Best of Both Worlds é uma expressão da língua inglesa, transformada em música pelo Van Halen em 1986 e em título de disco em 2004. Neste último caso, o nome foi adotado como autorreferência e para explicar que o álbum traria o melhor dos dois mundos (o significado da expressão em português, numa tradução livre) da banda, ou seja, as melhores faixas cantadas pelos dois vocalistas que marcaram sua história: David Lee Roth e Sammy Hagar, que ali se reunia outra vez com os irmãos Eddie e Alex mais o baixista Michael Anthony para uma daquelas nem tão bem sucedidas tours de reunião.
Pois bem. O melhor dos dois mundos é que teremos aqui na pacata Sebastianfield nesta calorosa e pré-pandêmica noite de sábado. Uma parcela do público estará no Parque do Chimarrão para ver as atrações do Feceva, o festival local de cerveja, em especial o show do icônico Marcelo Nova, do lendário Camisa de Vênus. Mas há outra atração diametralmente oposta propensa a atrair tanto ou mais público quanto, a ser apresentada a outra fatia da audiência nesta mesma noite pós-sexta-feira 13: o show no ginásio da linha Tangerinas do cantor gauchesco Baitaca, aquele mesmo que viralizou – expressão apropriada para esses dias… – com o ressurgimento de Do Fundo da Grota, gravada por ele em 2002.
Parei para pensar a respeito ao ler, certo dia, trecho escrito pelo colega colunista Carlos Dickow, que mora há menos de dez anos nesta terra e se manifestou surpreso, certa feita, ao constatar o grande número de atrações ao público em dado fim de semana, vide os anúncios que aquela edição do jornal trazia a respeito. Foi um pontapé no cerebelo para um sujeito como este escriba, nativo e morador de três décadas do autointitulado belo recanto do Brasil, que sempre o associou com o mais puro tédio com um T bem grande. E os eventos programados para esta noite ilustram tal polarização – para ressaltar, o serviço para ambos, com Nova e Baitaca, está nesta edição da Folha.

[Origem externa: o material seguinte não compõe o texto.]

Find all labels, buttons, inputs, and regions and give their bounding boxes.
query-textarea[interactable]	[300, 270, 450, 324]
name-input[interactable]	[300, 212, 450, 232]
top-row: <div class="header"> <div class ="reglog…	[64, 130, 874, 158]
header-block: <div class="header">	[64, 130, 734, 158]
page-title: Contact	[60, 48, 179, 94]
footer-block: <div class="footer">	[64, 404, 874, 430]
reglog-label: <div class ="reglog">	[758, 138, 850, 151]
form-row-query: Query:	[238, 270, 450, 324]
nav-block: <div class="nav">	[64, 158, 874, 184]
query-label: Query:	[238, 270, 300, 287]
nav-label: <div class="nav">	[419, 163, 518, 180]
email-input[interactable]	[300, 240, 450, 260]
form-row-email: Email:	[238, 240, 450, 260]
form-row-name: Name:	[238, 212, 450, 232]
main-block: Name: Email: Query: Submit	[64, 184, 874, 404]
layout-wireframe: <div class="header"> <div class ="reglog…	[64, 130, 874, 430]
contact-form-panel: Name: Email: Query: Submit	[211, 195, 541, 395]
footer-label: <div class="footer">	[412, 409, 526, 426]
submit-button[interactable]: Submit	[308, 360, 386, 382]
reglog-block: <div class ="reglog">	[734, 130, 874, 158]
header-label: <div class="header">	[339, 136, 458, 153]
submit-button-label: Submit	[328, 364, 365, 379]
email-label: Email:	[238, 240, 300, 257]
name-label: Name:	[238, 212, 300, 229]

Enquanto há uma fatia do público local que lamenta as parcas opções de entretenimento, o número reduzido de bons espaços e de atrações para cultura ou mera diversão, há outra que, me parece, vive muito bem, obrigado. Diverte-se com bailes, bandinhas, música e dança gauchesca, em ginásios, salões comunitários e afins, coisas que a paróquia tem a oferecer de sobra. Cantam, dançam, sapateiam e se satisfazem, com simplicidade que talvez até desconcerte. Se os primeiros resmungam e não voltam ao estádio se o Guarani não tocar bem a bola, os restantes vibram com o jogo dos amigos num torneio amador, em que um bico pela linha de lado é tão ou mais importante ou digno de vibração quanto um gol – ao melhor estilo Gre-Nal, pois: não esqueça de que a briga generalizada ao fim do último clássico começou num mero lateral…
Há pouca ou nenhuma mistura entre as tão distintas fatias de público vivas na capital do ouro verde. Faz algum sentido, afinal as pessoas são pessoas, não o MDB. O contraste nítido dos dois segmentos, porém, não significa uma divisão ou impossibilidade de convívio. Pelo contrário: no fim das contas, somos todos gente. Do mesmo lugar. Nos preocupamos e/ou enraivecemos com a estiagem, a crise do hospital ou a idiotice de construir a tal bíblia gigantesca. E, ao final do dia, queremos apenas estampar um sorriso na cara, seja num jantar que renderá fotos para a coluna social, com os pés na água num arroio que a prefeitura não cuida ou numa partida de canastra, em que fumar em local fechado é não só permitido como, praticamente, um pré-requisito para jogar.
Nesta possível noite final de nossas vidas interioranas antes de uma possível quarentena forçada pelo coronavírus – e aí, devemos dizer, o grupo acostumado ao tédio, no qual me incluo, estará mais preparado animicamente para enfrentá-la –, que assim seja. E noutras vezes também. Desejemos sempre o melhor para os dois mundos que vivem dentro deste pequeno mundinho de Venâncio.